Since 2013, the Federal Housing Finance Agency (FHFA), in its role as conservator, has required Fannie and Freddie to transfer as much of their pooled loans to the private sector as possible. Experts at the Urban Institute who support the concept acknowledge in a new report that FHFA is still in the learning phase about how to best undertake this significant policy change. Now the agency is embarking on ways to transfer mortgage credit risk at the time the loans are originated, at the front end. Supposedly, by giving private sector players, including mortgage insurers, a bigger piece of the mortgage business, taxpayers would be less likely to have to provide bailouts as was the case with Fannie and Freddie in the 2008 financial crisis.

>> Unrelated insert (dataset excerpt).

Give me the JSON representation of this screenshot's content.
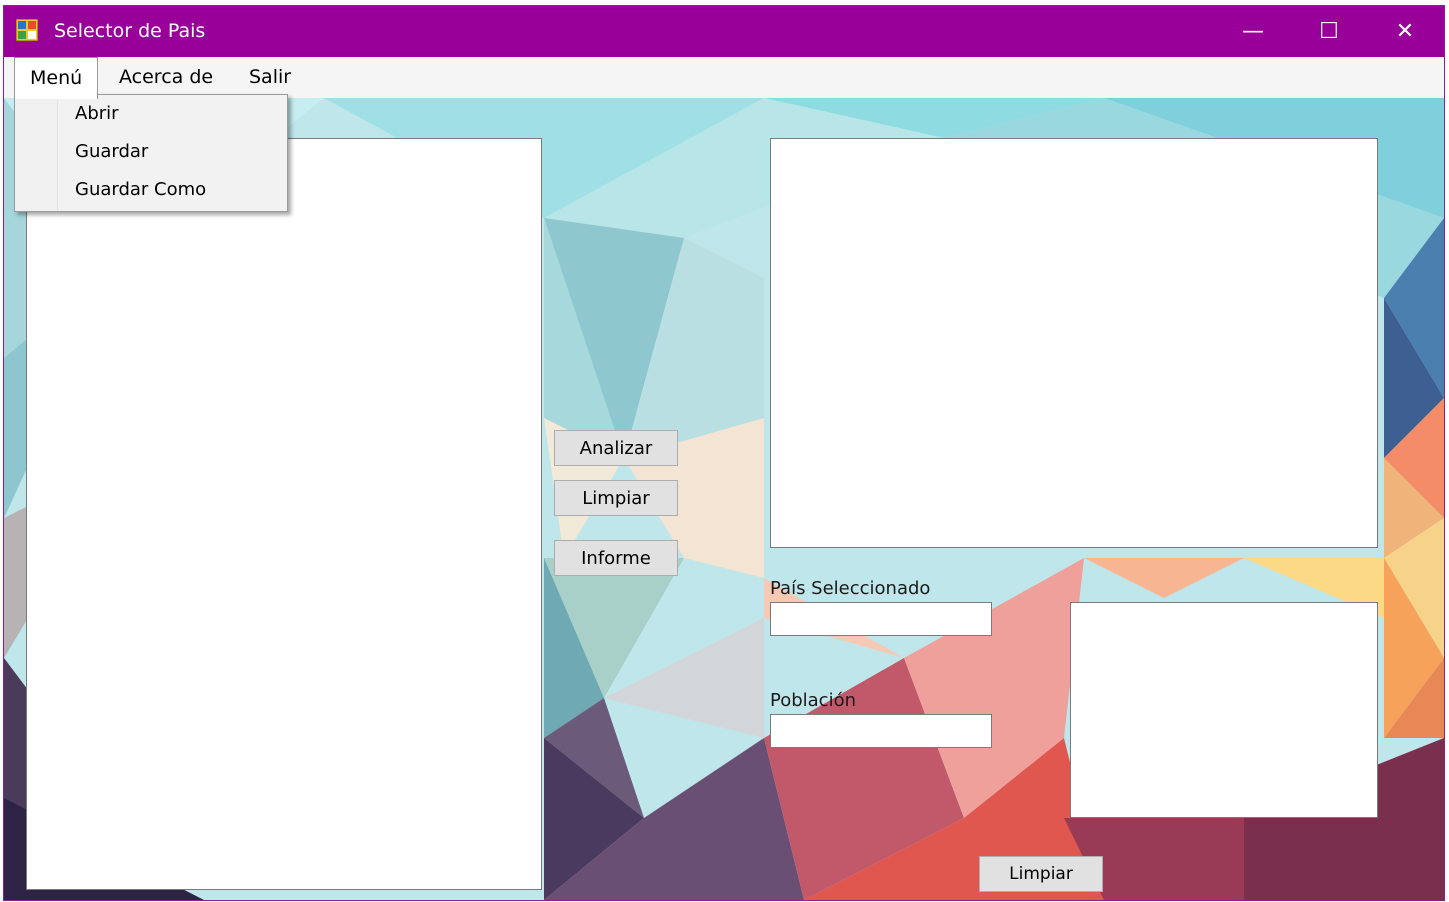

But there are some flaws in the government’s premise. One is that the risk-sharing strategies currently being undertaken are serving mainly to whittle away at Fannie and Freddie’s core business, which is the opposite of what the Housing and Economic Recovery Act requires. When the enterprises unload risk in the market, they are also giving up guarantee fees, which are their chief source of revenue. We are in uncharted waters as we erode the business model underpinning companies that have had a singular role in providing countercyclical market liquidity and then hand off their business to players with neither the mandate nor the capacity to perform that role.

Rossi rightly credits the MI companies that came through the 2008 financial crisis for providing, “an important countercyclical anchor to the housing market by continuing to write mortgage insurance even as the financial storm was raging.” The MI companies might have been an anchor but historically Fannie and Freddie have been the anchors. Risk sharing threatens to make them less reliable stabilizers.

Second, the MI industry has nothing close to the capital Fannie and Freddie provide the marketplace. Together the GSEs back some $5 trillion in mortgages.  Rossi is correct that the MI industry has been rebounding. Indeed, it could have nearly $10 billion in capital and industry leaders say they will be able to raise much more money over time.  While that might be true, it is only a drop in the bucket of capital that is needed.  Even the Wall Street banks have nothing close to the amount of capital needed. Rossi is correct to note that they “ran for the exit at the first sign of trouble in the private-label securities market” during the 2008 crisis.  As former FDIC Chairman William Isaac has noted, risk sharing is not a substitute for capital.

Rossi suggest that the patchwork of state insurance regulations is creating a drag in the MI industry. Certainly, state-based insurance regulation imposes inefficiencies on companies that operate nationwide. However, if there is one lesson learned from the 2008 crisis, it is that sound regulatory practices are important. Since the crisis, more rigorous standards on how much cash to have on hand to cover even catastrophic losses have been put in place. But going into the crisis, mortgage insurers were not rigorously regulated. Many MI companies survived the financial crisis and regained their financial footing primarily due to the regulatory framework in place for the GSEs through FHFA.  If MI companies acquired a larger share of the GSEs’ business through risk-sharing and a severe market downturn occurred, only the toughest regulatory standards would spare taxpayers from having to provide emergency funding directly to mortgage insurers or indirectly through the GSEs to avert of a broader economic crisis.

Mortgage insurance companies have an important role to play in the housing finance marketplace but they cannot supplant the role of Fannie and Freddie. Neither can the nation’s biggest banks. Transferring or sharing risk is a common tool used by large enterprises for financial management. But the risk sharing underway at FHFA is undermining the business model of Fannie and Freddie and operating on the flawed assumption that there is the will or the capital in the banking and mortgage insurance sectors to match the role the GSEs’ function or better protect taxpayers.